Creamy peanut butter buckeye balls dipped in chocolate. This easy no-bake candy is a peanut butter lover’s dream come true!
Creamy Peanut Butter Buckeyes
I was first introduced to buckeyes when I moved to Ohio 6 years ago. They are sold everywhere there! My favorite ice cream shop (Mr. Freeze) had the BEST buckeye sundae. My life was changed for the better.
Over the years I’ve made a few buckeye desserts like my buckeye brownies and buckeye bark, but I just realized I never posted the classic recipe. It’s basically peanut butter balls dipped in chocolate. I mean, how could you go wrong!
What is a Buckeye Candy?
If you haven’t tried a buckeye, it’s basically just a peanut butter ball partially dipped in chocolate to leave a circle on the top. They resemble the nut from the Ohio state tree. So cute and tasty!
5 Simple Ingredients
The best part about these buckeyes (other than their delicious taste) is that you only need 5 ingredients to make them! Scroll down for specific measurements for each ingredient.
- Peanut butter: Make sure to use creamy peanut butter in this recipe. You won’t get the same result with a natural, drippy type.
- Butter: Use unsalted butter for the best taste. Also make sure it’s been softened before getting started.
- Vanilla: A boost of vanilla adds the perfect touch to these buckeyes. Pure vanilla extract will give you the best flavor.
- Powdered sugar: This helps sweeten them up, while adding a thick texture.

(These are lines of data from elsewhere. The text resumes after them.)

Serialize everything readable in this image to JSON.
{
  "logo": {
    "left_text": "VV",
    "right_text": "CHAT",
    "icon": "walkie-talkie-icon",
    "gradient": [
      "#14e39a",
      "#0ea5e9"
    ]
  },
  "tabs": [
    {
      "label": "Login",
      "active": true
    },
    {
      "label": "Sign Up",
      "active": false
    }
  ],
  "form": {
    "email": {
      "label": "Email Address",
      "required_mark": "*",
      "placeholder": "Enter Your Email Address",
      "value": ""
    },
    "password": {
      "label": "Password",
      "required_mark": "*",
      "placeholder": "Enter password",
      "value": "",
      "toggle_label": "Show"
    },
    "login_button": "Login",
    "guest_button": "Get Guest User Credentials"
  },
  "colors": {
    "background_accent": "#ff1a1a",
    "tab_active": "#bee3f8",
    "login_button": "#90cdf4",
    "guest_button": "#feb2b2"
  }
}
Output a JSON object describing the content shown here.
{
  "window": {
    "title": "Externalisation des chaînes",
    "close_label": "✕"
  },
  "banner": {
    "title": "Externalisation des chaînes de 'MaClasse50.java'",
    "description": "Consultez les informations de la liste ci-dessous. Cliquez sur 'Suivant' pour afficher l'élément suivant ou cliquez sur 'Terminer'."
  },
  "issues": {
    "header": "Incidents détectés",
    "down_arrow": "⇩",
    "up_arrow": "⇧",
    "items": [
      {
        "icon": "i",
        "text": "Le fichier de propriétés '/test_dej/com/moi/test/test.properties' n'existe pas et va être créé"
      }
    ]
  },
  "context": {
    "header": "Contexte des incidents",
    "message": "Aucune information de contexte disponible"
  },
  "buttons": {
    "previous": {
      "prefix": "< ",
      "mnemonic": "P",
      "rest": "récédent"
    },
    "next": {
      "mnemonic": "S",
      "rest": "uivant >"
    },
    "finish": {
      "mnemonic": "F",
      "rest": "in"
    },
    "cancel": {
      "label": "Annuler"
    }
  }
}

- Chocolate: Semi sweet chocolate is my favorite, however dark chocolate would taste delicious too. I prefer to use chocolate melting wafers because of their extra smooth consistency when melted, but you can also use chocolate chips if that’s what you have on hand.
How to Make Buckeyes
- Combine peanut butter mixture. Mix together peanut butter, butter and vanilla with an electric mixer. Gradually add in 1 cup powdered sugar and mix until well combined. Add the last 1/2-3/4 cup powdered sugar and mix with your hands until all the sugar is gone. The consistency should be thick. If it’s too sticky, add more powdered sugar.
- Form into balls. Shape dough into 1-inch balls and roll until smooth. Place on a parchment-lined baking sheet and freeze for 15 minutes.
- Melt the chocolate. Melt the chocolate in the microwave for 60 seconds or in a double broiler. Stir until smooth.
- Dip in chocolate. Remove from freezer and stick a toothpick in the center (don’t go too far down or it will be hard to get out). Dip the buckeye ball 3/4 of the way into the melted chocolate. Allow the chocolate to drizzle off and then place back on the parchment paper. Let set for a minute and then gently remove the toothpick. Repeat.
- Chill. Place in the refrigerator for 10 minutes so that the chocolate hardens. Best stored in the refrigerator.
Tips for Success
- I use a small cookie scoop to evenly form my buckeyes. Then roll them in my hands to create a super smooth texture.
- I prefer using longer toothpicks when dipping my buckeyes into chocolate. They’re easier to hold and less messy.
- If you don’t want to see the toothpick hole, just press down gently once they are set and they will close. I like to keep them there, because that’s how the ones that are sold in Ohio look.
Storing + Freezing
These buckeye balls are best stored in the refrigerator so that they keep their shape and texture. Simply place them in an airtight container or bag and store in fridge for up to 1 week.
If you’d like to freeze the buckeyes, I’d recommend flash freezing them first so that they don’t stick together. Place them on a baking sheet and freeze for about 30 minutes, or until hard. Then place in a freezer container and store for up to 2 months.
5 star review
“Love love love these! They are sooo good! I hide them so I can have more than everyone else. Thank you for sharing the recipe!“– Lisa
More Easy Candy Recipes:
- Mix together peanut butter, butter and vanilla in a medium-sized bowl with an electric mixer. Gradually add in 1 cup powdered sugar and mix until well combined. Add the last 1/2-3/4 cup powdered sugar and mix with your hands until all the sugar is gone. It should be a thick consistency. Add more powdered sugar if it's too sticky.
- Line a baking sheet with parchment paper and set aside. Shape dough into 1-inch balls and place on baking sheet. I like to use a small cookie scoop and then roll them in my hands. Freeze baking sheet for 15 minutes.
- In a small bowl, melt chocolate chips in the microwave for 60 seconds or in a double broiler. Stir until melted and smooth.
- Remove from the freezer and place a toothpick in the center (don't go too far down or it will be hard to get out). I like to use the longer toothpicks. Then dip 3/4 of the way into the chocolate. Allow the chocolate to drizzle off and then place back on the parchment paper. Let set for a minute and then gently remove the toothpick. Repeat.
- Place pan with truffles in the refrigerator for 10 minutes to allow the chocolate to harden. Then you can stack in a sealed container. Best stored in the refrigerator.